Jambalaya can be as luxurious or as humble as you wish but like risottos you must start with a good flavoured stock or broth as they call it. Adding smoked sausage (andouille in the local vernacular) gives a nice savoury touch. Look for smoked bratwurst or a Polish- type sausage in the supermarket. Tomatoes also feature in some recipes, so once you have made it a few times you can create your own jambalaya.
500g chicken thighs, boned and skinned and cut into 4
1 large onion, peeled and finely chopped
3 cloves of garlic, peeled and crushed
2 sticks of celery, peeled if necessary and cut into rough 1cm dice
1 green pepper, seeded and cut into rough 1cm dice
12tsp cayenne pepper
2tsp chopped thyme leaves
1 bay leaf
Vegetable oil for frying
200g smoked sausage, halved lengthways and cut into 1cm pieces
5 or 6 dashes of Tabasco sauce or more if you wish
1litre chicken stock and a little more if necessary
2tsp tomato puree f
200g long grain rice
4 spring onions, chopped
Salt and freshly ground black pepper
Season the chicken thighs with salt and pepper and saute them in vegetable oil on a high heat.

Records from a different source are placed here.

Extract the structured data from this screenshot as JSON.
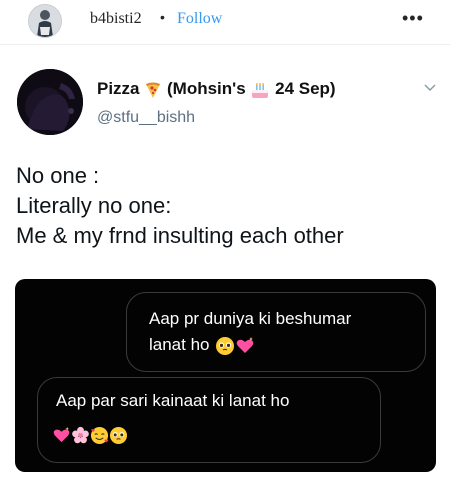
{
  "instagram": {
    "username": "b4bisti2",
    "separator": "•",
    "follow_label": "Follow",
    "more_icon": "more-horizontal-icon"
  },
  "tweet": {
    "display_name": "Pizza",
    "display_name_rest": "(Mohsin's",
    "display_name_date": "24 Sep)",
    "handle": "@stfu__bishh",
    "lines": [
      "No one :",
      "Literally no one:",
      "Me & my frnd insulting each other"
    ]
  },
  "chat": {
    "outgoing_line1": "Aap pr duniya ki beshumar",
    "outgoing_line2": "lanat ho",
    "incoming_line1": "Aap par sari kainaat ki lanat ho"
  },
  "colors": {
    "follow": "#3897f0",
    "handle": "#5b7083",
    "chat_bg": "#030303"
  }
}
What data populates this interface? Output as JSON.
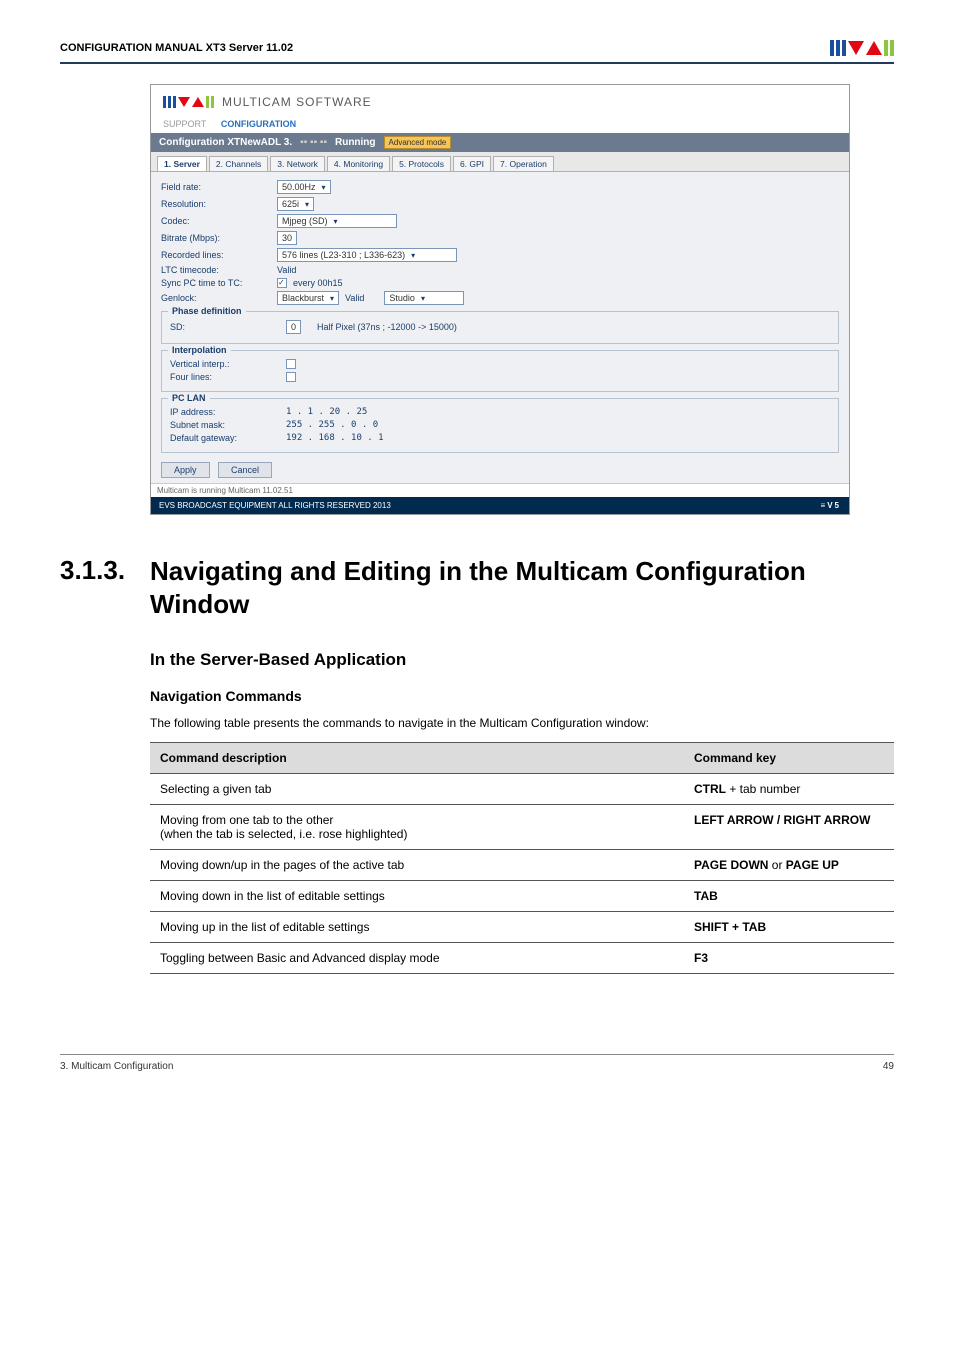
{
  "header": {
    "title": "CONFIGURATION MANUAL   XT3 Server 11.02"
  },
  "screenshot": {
    "brand_text": "MULTICAM SOFTWARE",
    "crumb_support": "SUPPORT",
    "crumb_config": "CONFIGURATION",
    "cfg_title": "Configuration XTNewADL 3.",
    "cfg_running": "Running",
    "adv_mode": "Advanced mode",
    "tabs": [
      "1. Server",
      "2. Channels",
      "3. Network",
      "4. Monitoring",
      "5. Protocols",
      "6. GPI",
      "7. Operation"
    ],
    "rows": {
      "field_rate_label": "Field rate:",
      "field_rate_value": "50.00Hz",
      "resolution_label": "Resolution:",
      "resolution_value": "625i",
      "codec_label": "Codec:",
      "codec_value": "Mjpeg (SD)",
      "bitrate_label": "Bitrate (Mbps):",
      "bitrate_value": "30",
      "reclines_label": "Recorded lines:",
      "reclines_value": "576 lines (L23-310 ; L336-623)",
      "ltc_label": "LTC timecode:",
      "ltc_value": "Valid",
      "syncpc_label": "Sync PC time to TC:",
      "syncpc_value": "every 00h15",
      "genlock_label": "Genlock:",
      "genlock_v1": "Blackburst",
      "genlock_v2": "Valid",
      "genlock_v3": "Studio"
    },
    "groups": {
      "phase": "Phase definition",
      "sd_label": "SD:",
      "sd_value": "0",
      "sd_hint": "Half Pixel (37ns ; -12000 -> 15000)",
      "interp": "Interpolation",
      "vint_label": "Vertical interp.:",
      "fourlines_label": "Four lines:",
      "pclan": "PC LAN",
      "ip_label": "IP address:",
      "ip_value": "1 .   1 .  20 .  25",
      "mask_label": "Subnet mask:",
      "mask_value": "255 . 255 .   0 .   0",
      "gw_label": "Default gateway:",
      "gw_value": "192 . 168 .  10 .   1"
    },
    "buttons": {
      "apply": "Apply",
      "cancel": "Cancel"
    },
    "status": "Multicam is running   Multicam 11.02.51",
    "footer": "EVS BROADCAST EQUIPMENT ALL RIGHTS RESERVED 2013",
    "footer_brand": "≡V5"
  },
  "section": {
    "num": "3.1.3.",
    "title": "Navigating and Editing in the Multicam Configuration Window"
  },
  "subhead": "In the Server-Based Application",
  "navcmds_head": "Navigation Commands",
  "navcmds_intro": "The following table presents the commands to navigate in the Multicam Configuration window:",
  "table": {
    "col1": "Command description",
    "col2": "Command key",
    "rows": [
      {
        "desc": "Selecting a given tab",
        "key": "CTRL + tab number",
        "key_plain": ""
      },
      {
        "desc": "Moving from one tab to the other\n(when the tab is selected, i.e. rose highlighted)",
        "key": "LEFT ARROW / RIGHT ARROW",
        "key_plain": ""
      },
      {
        "desc": "Moving down/up in the pages of the active tab",
        "key": "PAGE DOWN or PAGE UP",
        "key_plain": ""
      },
      {
        "desc": "Moving down in the list of editable settings",
        "key": "TAB",
        "key_plain": ""
      },
      {
        "desc": "Moving up in the list of editable settings",
        "key": "SHIFT + TAB",
        "key_plain": ""
      },
      {
        "desc": "Toggling between Basic and Advanced display mode",
        "key": "F3",
        "key_plain": ""
      }
    ],
    "row1_key_bold": "CTRL",
    "row1_key_rest": " + tab number",
    "row3_key_bold1": "PAGE DOWN",
    "row3_key_mid": " or ",
    "row3_key_bold2": "PAGE UP"
  },
  "footer": {
    "left": "3. Multicam Configuration",
    "right": "49"
  }
}
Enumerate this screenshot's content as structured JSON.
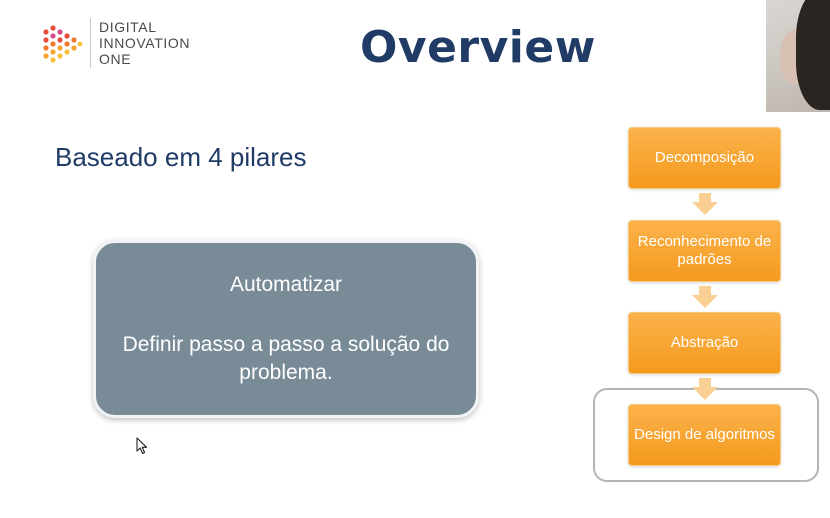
{
  "logo": {
    "lines": [
      "DIGITAL",
      "INNOVATION",
      "ONE"
    ]
  },
  "slide": {
    "title": "Overview",
    "subtitle": "Baseado em 4 pilares"
  },
  "card": {
    "heading": "Automatizar",
    "body": "Definir passo a passo a solução do problema."
  },
  "flow": {
    "steps": [
      "Decomposição",
      "Reconhecimento de padrões",
      "Abstração",
      "Design de algoritmos"
    ]
  },
  "colors": {
    "title": "#1f3b66",
    "card": "#7a8b98",
    "flow_box": "#f7a531",
    "arrow": "#f9cf93"
  },
  "icons": {
    "cursor": "mouse-pointer-icon",
    "logo": "digital-innovation-one-logo"
  }
}
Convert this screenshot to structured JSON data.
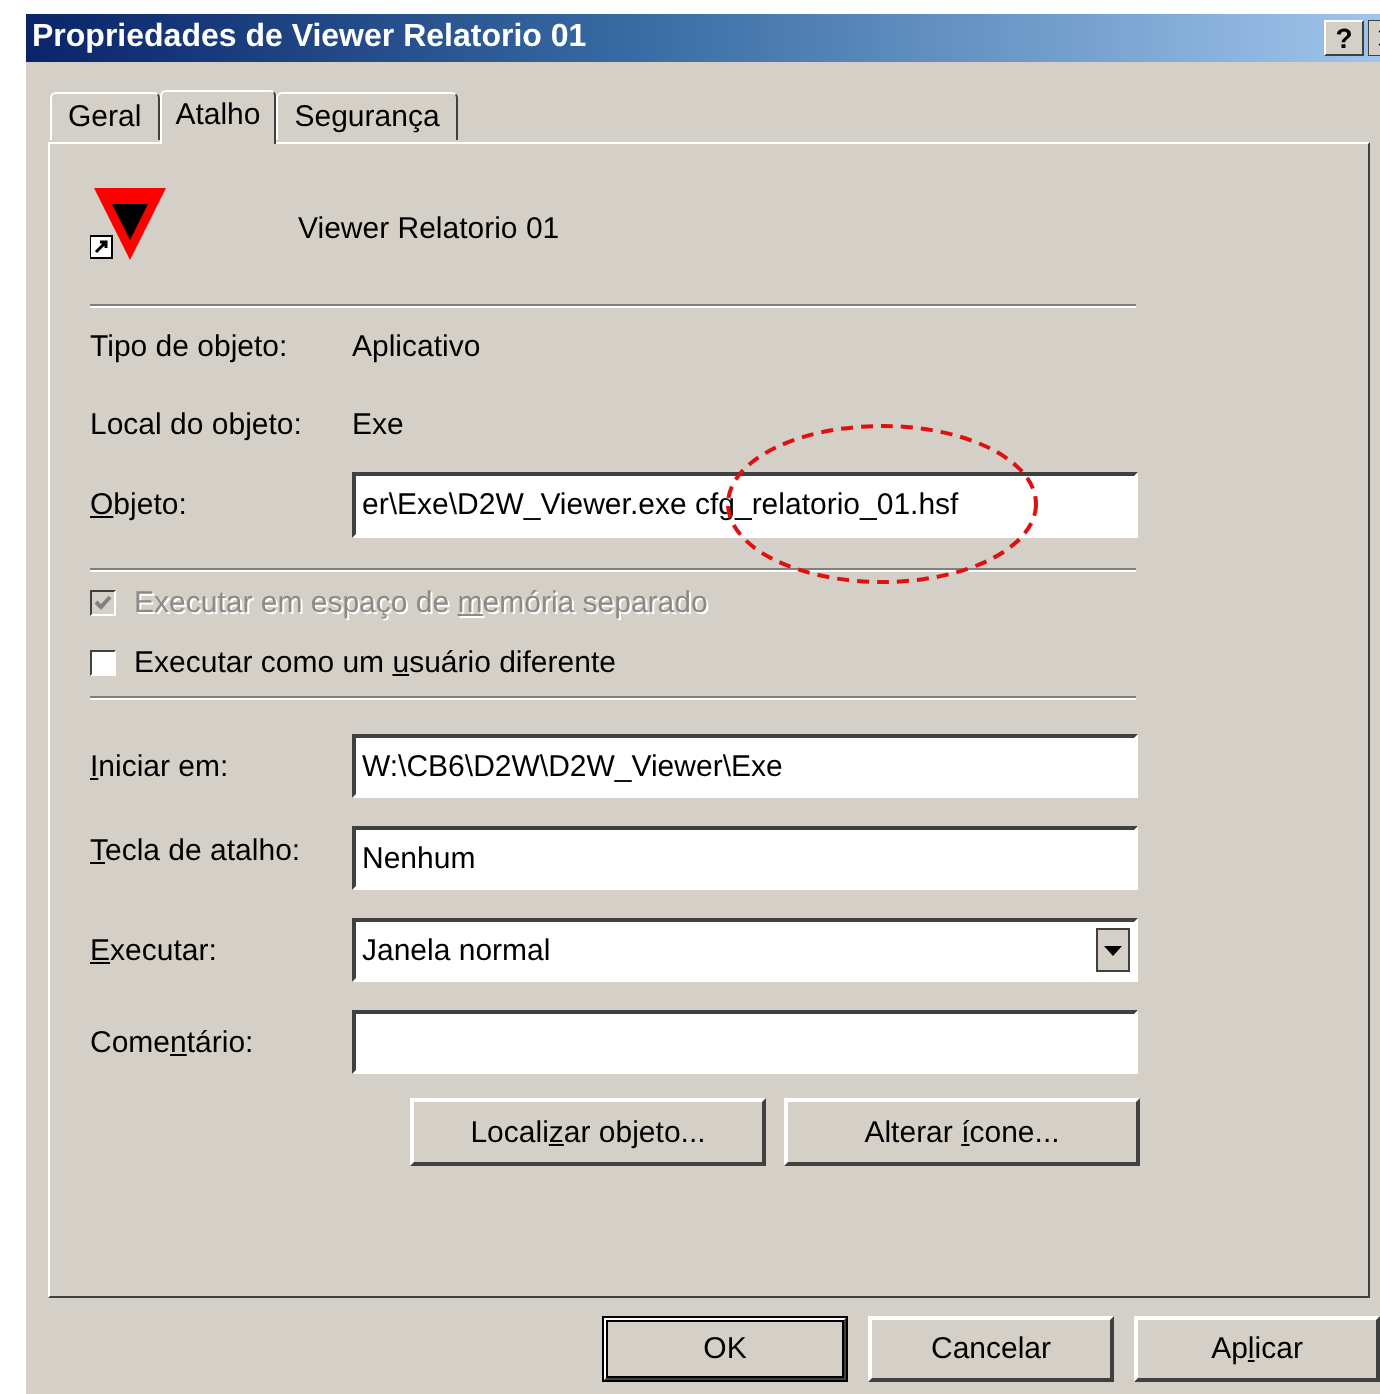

Give them about 4-5 minutes on each side until nicely coloured. Remove from the pan and put to one side. In a large, thick-bottomed, covered saucepan, with a couple of tablespoons of vegetable oil, gently cook the onion, garlic, celery and green pepper with the cayenne pepper, thyme and bay leaf for 5-6 minutes without colouring. Add the chicken, sausage, Tabasco, chicken stock and tomato puree, season with salt and pepper and cook on a low heat with the lid on for 30 minutes.